Dia melanjutkan hal ini diperburuk dengan masih dijualnya rokok secara eceran atau batangan dan maraknya praktik diskon rokok yang dilegalkan oleh pemerintah. Lewat Peraturan Menteri Keuangan Nomor Nomor 146 Tahun 2017 (PMK 146/2017) kemudian direvisi menjadi PMK Nomor 156 Tahun 2018 (PMK 156/2018) dan PMK Nomor 152 Tahun 2019 (PMK 152/2019), Pemerintah mengatur cukai, HJE dan Harga Transaksi Pasar (HTP) atau harga akhir di tingkat konsumen. Dalam PMK tersebut, diatur bahwa HTP rokok dibatasi minimum 85% dari HJE yang tertempel di pita cukai.

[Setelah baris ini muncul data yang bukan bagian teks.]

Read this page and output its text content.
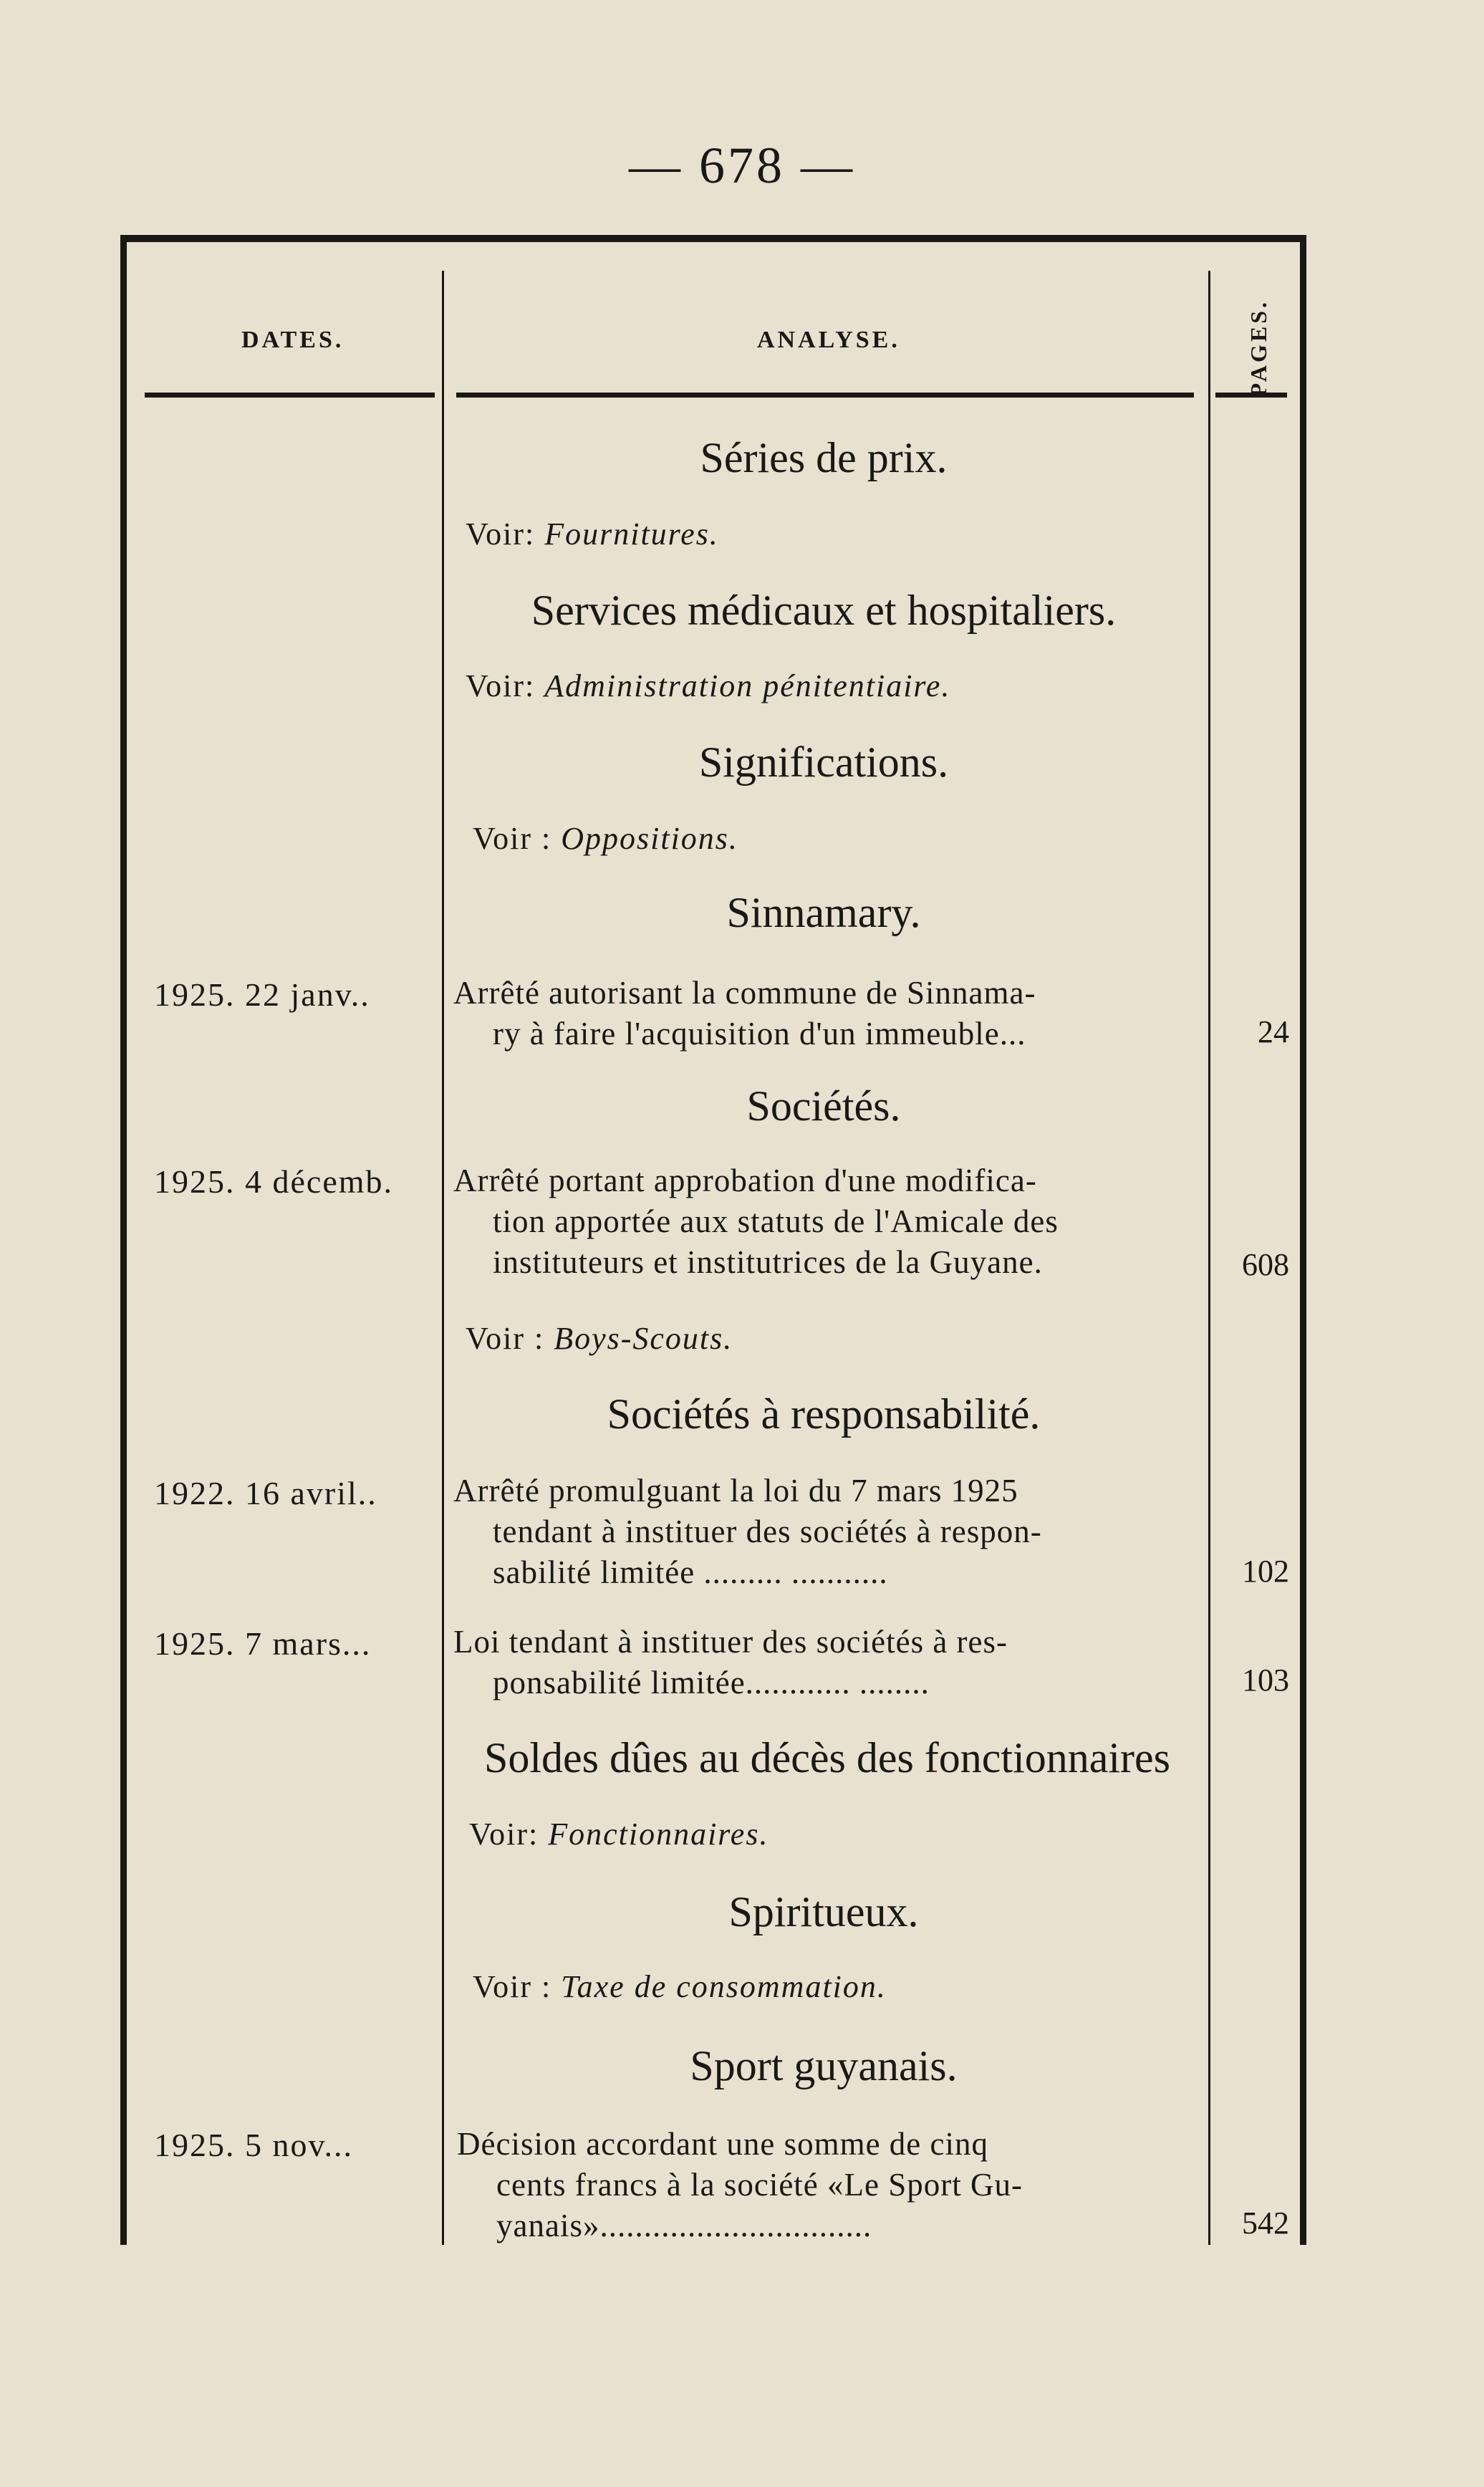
— 678 —
DATES.	ANALYSE.	PAGES.
Séries de prix.
Voir: Fournitures.
Services médicaux et hospitaliers.
Voir: Administration pénitentiaire.
Significations.
Voir : Oppositions.
Sinnamary.
1925. 22 janv..	Arrêté autorisant la commune de Sinnama-
ry à faire l'acquisition d'un immeuble...	24
Sociétés.
1925. 4 décemb. Arrêté portant approbation d'une modifica-
tion apportée aux statuts de l'Amicale des
instituteurs et institutrices de la Guyane.	608
Voir : Boys-Scouts.
Sociétés à responsabilité.
1922. 16 avril.. Arrêté promulguant la loi du 7 mars 1925
tendant à instituer des sociétés à respon-
sabilité limitée ......... ...........	102
1925. 7 mars...	Loi tendant à instituer des sociétés à res-
ponsabilité limitée............ ........	103
Soldes dûes au décès des fonctionnaires
Voir: Fonctionnaires.
Spiritueux.
Voir : Taxe de consommation.
Sport guyanais.
1925. 5 nov...	Décision accordant une somme de cinq
cents francs à la société «Le Sport Gu-
yanais»...............................	542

Pengawasan HTP selanjutnya, tutur Emerson, diatur dalam Peraturan Direktur Jenderal Bea dan Cukai Nomor 37 Tahun 2017 (Perdirjen 37/2017) jo. Perdirjen 12/2018 jo. Perdirjen 25/2018 tentang Tata Cara Penetapan Tarif Cukai Hasil Tembakau. Regulasi ini, katanya, merupakan aturan teknis pelaksanaan dari PMK 146/2017 tentang Tarif Cukai Hasil Tembakau. Dalam Perdirjen itu disebutkan Bea Cukai melakukan pengawasan HTP di lapangan setiap 3 bulan sekali. Dalam skema pengawasannya, disebutkan satu merek dinyatakan melanggar apabila ditemukan memiliki HTP di bawah 85% HJE di lebih dari 50% kantor wilayah pengawasan Bea Cukai.
“Ketentuan kelonggaran 50% kantor wilayah pengawasan yang ada di Perdirjen ini tentunya kontradiktif dengan ketentuan PMK di atasnya. Sejak implementasinya di 2017, dan menimbang bahwa PMK 146/2017 telah direvisi menjadi PMK 152/2019 dan Perdirjen 37/2017 juga telah direvisi menjadi Perdirjen 25/2018, ketentuan pengawasan yang memperbolehkan diskon rokok tidak juga direvisi maupun dihapus dan justru tetap dipertahankan hingga saat ini,” tambahnya.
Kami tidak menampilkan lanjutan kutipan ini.